Interpretive Summary: Rapid onset drought events, also known as “flash droughts”, can cause significant damage to crop yields and often do not allow time for effective mitigation once they have begun. Therefore, it is important to be able to improve our understanding of these events – what causes them, and under what conditions they are most likely to occur. This study creates an inventory of flash droughts that have occurred in the contiguous United States during the period 1979-2018 and attempts to classify these events into three general categories based on meteorological and land-surface conditions leading up to the drought onset. The resulting categories include “primed” droughts, where conditions were already dry and susceptible to rapid degradation; “hot and evaporative” droughts, where high temperatures and dry air conditions quickly bake the moisture out of the soil; and “stealth” events, where conditions leading up to the drought were not very unusual. The geography and seasonal timing of these different classes of flash drought are also explored. A better understanding of these flash drought classes will improve our ability to forecast them and more effectively respond to them.

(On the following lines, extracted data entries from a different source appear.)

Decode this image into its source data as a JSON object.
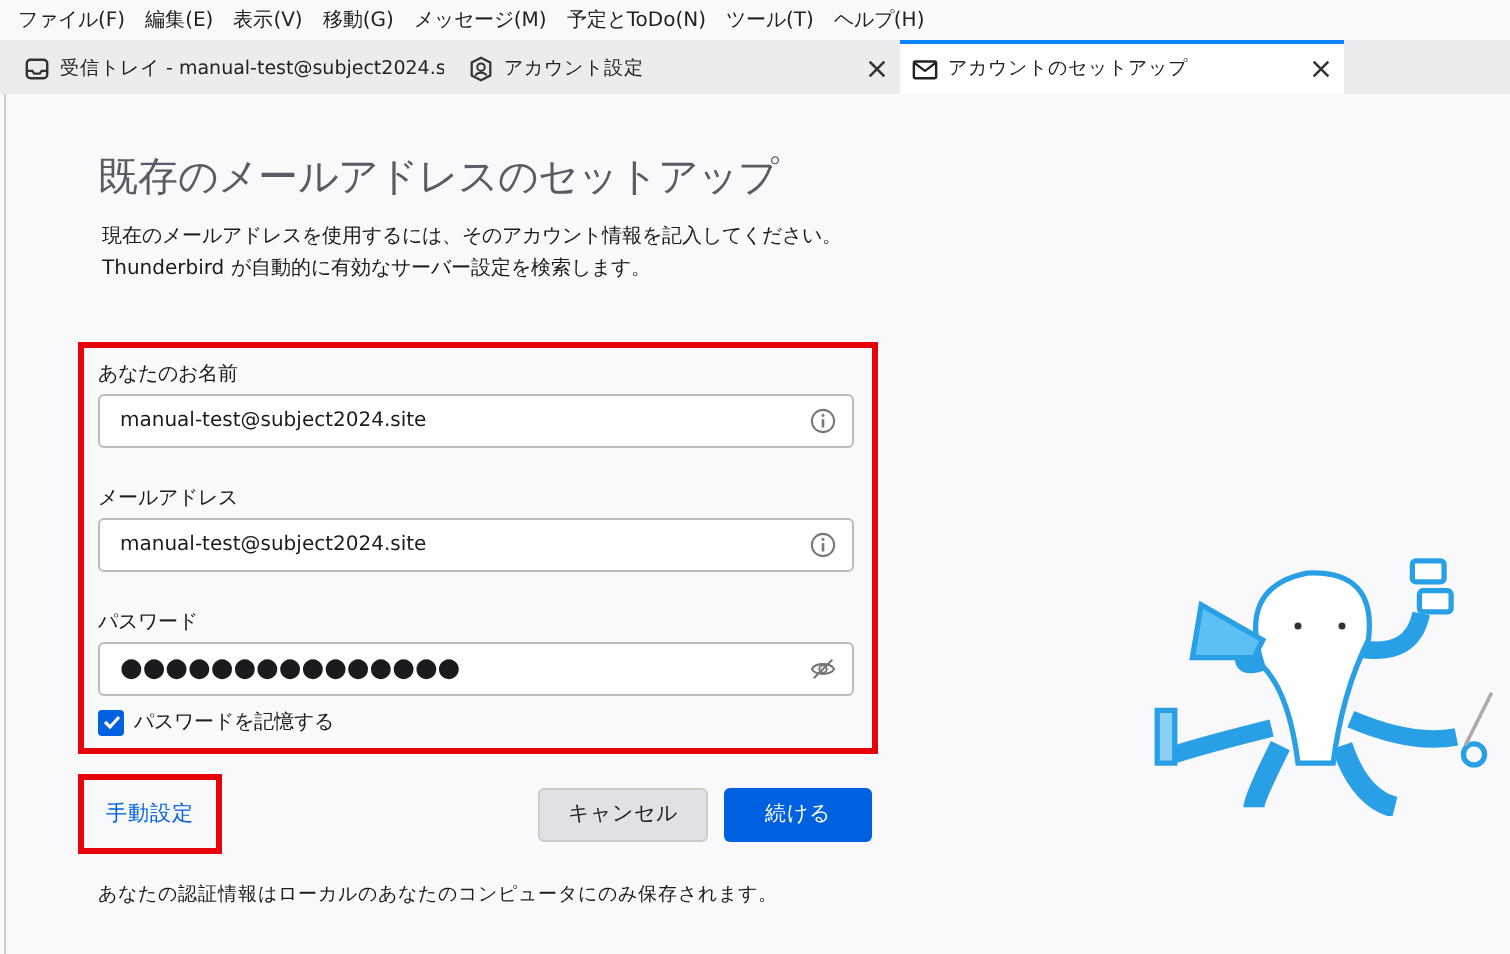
{
  "menu_bar": [
    "ファイル(F)",
    "編集(E)",
    "表示(V)",
    "移動(G)",
    "メッセージ(M)",
    "予定とToDo(N)",
    "ツール(T)",
    "ヘルプ(H)"
  ],
  "tabs": [
    {
      "label": "受信トレイ - manual-test@subject2024.s",
      "kind": "inbox",
      "selected": false,
      "closable": false
    },
    {
      "label": "アカウント設定",
      "kind": "settings",
      "selected": false,
      "closable": true
    },
    {
      "label": "アカウントのセットアップ",
      "kind": "setup",
      "selected": true,
      "closable": true
    }
  ],
  "page": {
    "title": "既存のメールアドレスのセットアップ",
    "description": [
      "現在のメールアドレスを使用するには、そのアカウント情報を記入してください。",
      "Thunderbird が自動的に有効なサーバー設定を検索します。"
    ]
  },
  "form": {
    "highlighted": true,
    "fields": [
      {
        "label": "あなたのお名前",
        "value": "manual-test@subject2024.site",
        "kind": "info"
      },
      {
        "label": "メールアドレス",
        "value": "manual-test@subject2024.site",
        "kind": "info"
      },
      {
        "label": "パスワード",
        "value": "●●●●●●●●●●●●●●●",
        "kind": "password"
      }
    ],
    "remember_password": {
      "label": "パスワードを記憶する",
      "checked": true
    }
  },
  "manual_config": {
    "label": "手動設定",
    "highlighted": true
  },
  "buttons": [
    {
      "label": "キャンセル",
      "kind": "secondary"
    },
    {
      "label": "続ける",
      "kind": "primary"
    }
  ],
  "footer": "あなたの認証情報はローカルのあなたのコンピュータにのみ保存されます。"
}
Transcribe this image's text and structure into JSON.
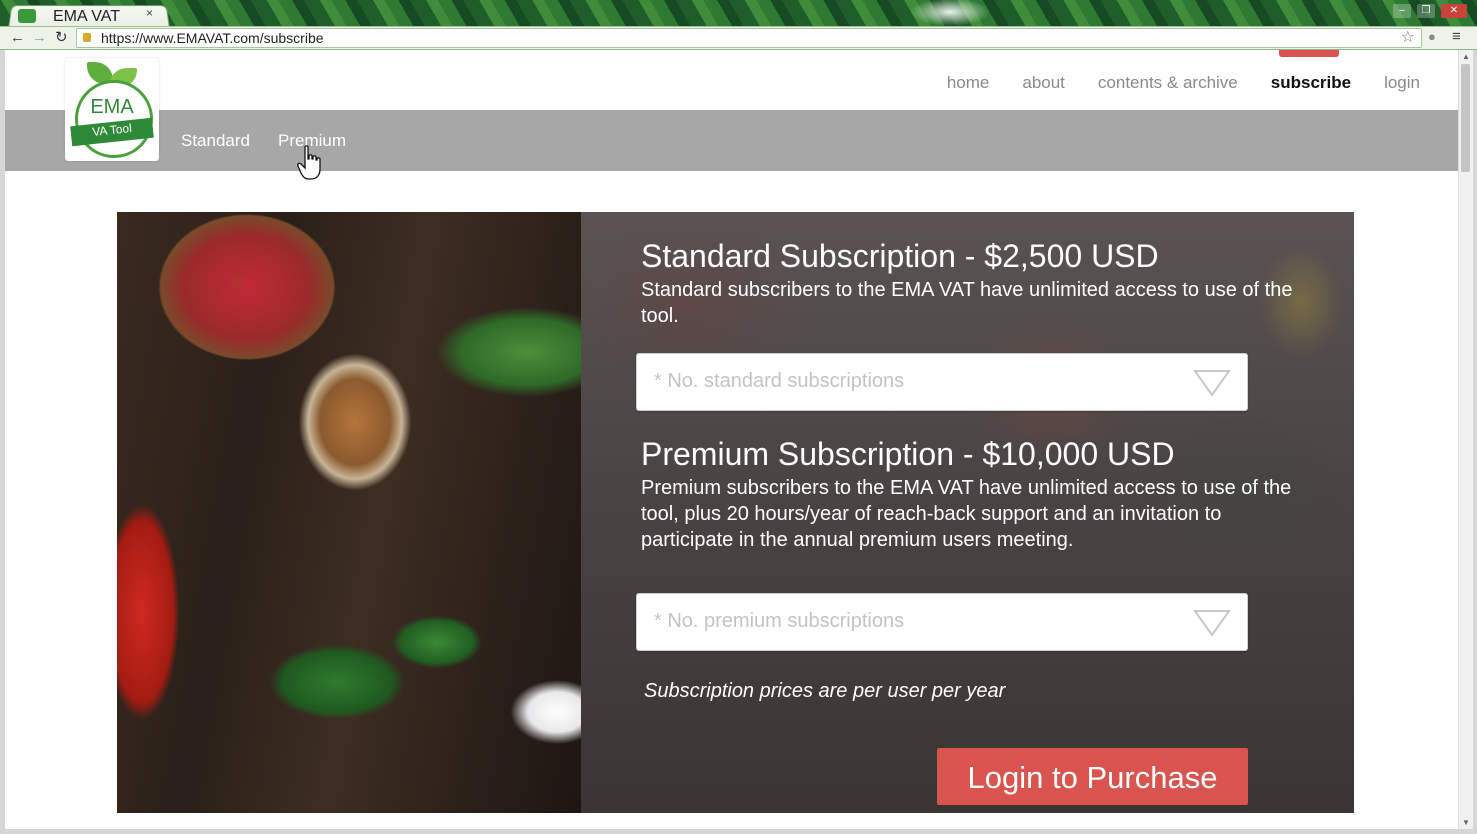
{
  "browser": {
    "tab_title": "EMA VAT",
    "tab_close": "×",
    "url": "https://www.EMAVAT.com/subscribe",
    "back_glyph": "←",
    "forward_glyph": "→",
    "reload_glyph": "↻",
    "star_glyph": "☆",
    "menu_glyph": "≡",
    "minimize_glyph": "–",
    "maximize_glyph": "❐",
    "close_glyph": "✕"
  },
  "logo": {
    "title": "EMA",
    "subtitle": "VA Tool"
  },
  "main_nav": {
    "items": [
      {
        "label": "home",
        "active": false
      },
      {
        "label": "about",
        "active": false
      },
      {
        "label": "contents & archive",
        "active": false
      },
      {
        "label": "subscribe",
        "active": true
      },
      {
        "label": "login",
        "active": false
      }
    ]
  },
  "sub_nav": {
    "items": [
      {
        "label": "Standard"
      },
      {
        "label": "Premium"
      }
    ]
  },
  "standard": {
    "title": "Standard Subscription - $2,500 USD",
    "description": "Standard subscribers to the EMA VAT have unlimited access to use of the tool.",
    "select_placeholder": "* No. standard subscriptions"
  },
  "premium": {
    "title": "Premium Subscription - $10,000 USD",
    "description": "Premium subscribers to the EMA VAT have unlimited access to use of the tool, plus 20 hours/year of reach-back support and an invitation to participate in the annual premium users meeting.",
    "select_placeholder": "* No. premium subscriptions"
  },
  "price_note": "Subscription prices are per user per year",
  "purchase_button": "Login to Purchase",
  "colors": {
    "accent": "#d9534f",
    "sub_bar": "#a7a7a7",
    "logo_green": "#2f8a38"
  },
  "icons": {
    "favicon": "leaf-favicon-icon",
    "dropdown": "triangle-down-icon",
    "cursor": "hand-pointer-icon",
    "lock": "padlock-icon"
  }
}
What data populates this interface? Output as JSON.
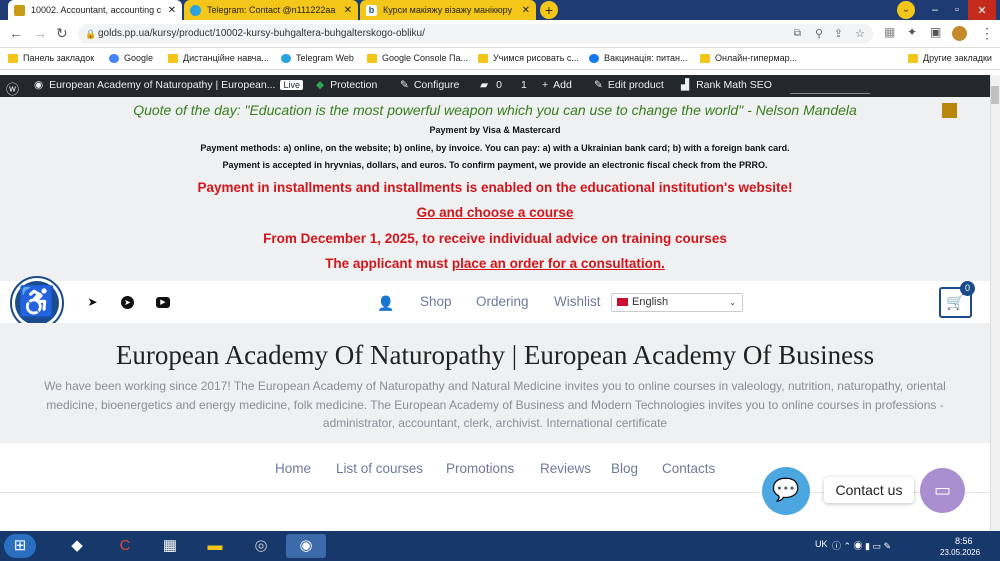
{
  "tabs": [
    {
      "title": "10002. Accountant, accounting c",
      "active": true
    },
    {
      "title": "Telegram: Contact @n111222aa",
      "active": false
    },
    {
      "title": "Курси макіяжу візажу манікюру",
      "active": false
    }
  ],
  "newtab_label": "+",
  "address": {
    "url": "golds.pp.ua/kursy/product/10002-kursy-buhgaltera-buhgalterskogo-obliku/"
  },
  "bookmarks": [
    "Панель закладок",
    "Google",
    "Дистанційне навча...",
    "Telegram Web",
    "Google Console Па...",
    "Учимся рисовать с...",
    "Вакцинація: питан...",
    "Онлайн-гипермар...",
    "Другие закладки"
  ],
  "wpbar": {
    "site": "European Academy of Naturopathy | European...",
    "live": "Live",
    "protection": "Protection",
    "configure": "Configure",
    "comments": "0",
    "updates": "1",
    "add": "Add",
    "edit": "Edit product",
    "seo": "Rank Math SEO"
  },
  "promo": {
    "quote": "Quote of the day: \"Education is the most powerful weapon which you can use to change the world\" - Nelson Mandela",
    "line1": "Payment by Visa & Mastercard",
    "line2": "Payment methods: a) online, on the website; b) online, by invoice. You can pay: a) with a Ukrainian bank card; b) with a foreign bank card.",
    "line3": "Payment is accepted in hryvnias, dollars, and euros. To confirm payment, we provide an electronic fiscal check from the PRRO.",
    "red1": "Payment in installments and installments is enabled on the educational institution's website!",
    "red2": "Go and choose a course",
    "red3": "From December 1, 2025, to receive individual advice on training courses",
    "red4a": "The applicant must ",
    "red4b": "place an order for a consultation."
  },
  "topmenu": {
    "shop": "Shop",
    "ordering": "Ordering",
    "wishlist": "Wishlist",
    "language": "English",
    "cart_count": "0"
  },
  "hero": {
    "title": "European Academy Of Naturopathy | European Academy Of Business",
    "desc": "We have been working since 2017! The European Academy of Naturopathy and Natural Medicine invites you to online courses in valeology, nutrition, naturopathy, oriental medicine, bioenergetics and energy medicine, folk medicine. The European Academy of Business and Modern Technologies invites you to online courses in professions - administrator, accountant, clerk, archivist. International certificate"
  },
  "mainnav": [
    "Home",
    "List of courses",
    "Promotions",
    "Reviews",
    "Blog",
    "Contacts"
  ],
  "contact_label": "Contact us",
  "tray": {
    "lang": "UK",
    "time": "8:56",
    "date": "23.05.2026"
  },
  "colors": {
    "accent": "#1b4b8a",
    "red": "#d1161b",
    "quote": "#3a7d1e"
  }
}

Technical Abstract: In recent years there has been growing appreciation that rapidly intensifying “flash droughts” are significant climate hazards with major economic and ecological impacts. This has motivated efforts to inventory, monitor, and forecast flash drought events. Here we address the question of whether the term “flash drought” comprises multiple distinct classes of event, which would imply that understanding and forecasting flash droughts might require more than one framework. To do this, we first extend and evaluate a soil moisture volatility-based flash drought definition that we introduced in previous work and use it to inventory the onset dates and severity of flash droughts across the Contiguous United States (CONUS) for the period 1979-2018. Using this inventory, we examine meteorological and land surface conditions associated with flash drought onset and recovery. These same meteorological and land surface conditions are then used to classify the flash droughts based on precursor conditions that may represent predictable drivers of the event. We find that distinct classes of flash drought can be diagnosed in the event inventory. Specifically, we describe three classes of flash drought: “primed” events for which antecedent soil moisture anomalies are already strongly negative, “hot and evaporative” events in which pre-drought temperatures are very high and evaporation is enhanced, and a third class that we refer to as “stealth” flash droughts, in that precursor anomalies in soil moisture and in meteorological conditions other than precipitation are modest relative to the other two classes. The three classes have characteristic geographic preferences and occur with different seasonal timings. We conclude that soil moisture “flash droughts” are indeed a composite of distinct types of rapidly intensifying droughts, and that flash drought analyses and forecasts would benefit from approaches that recognize the existence of multiple phenomenological pathways.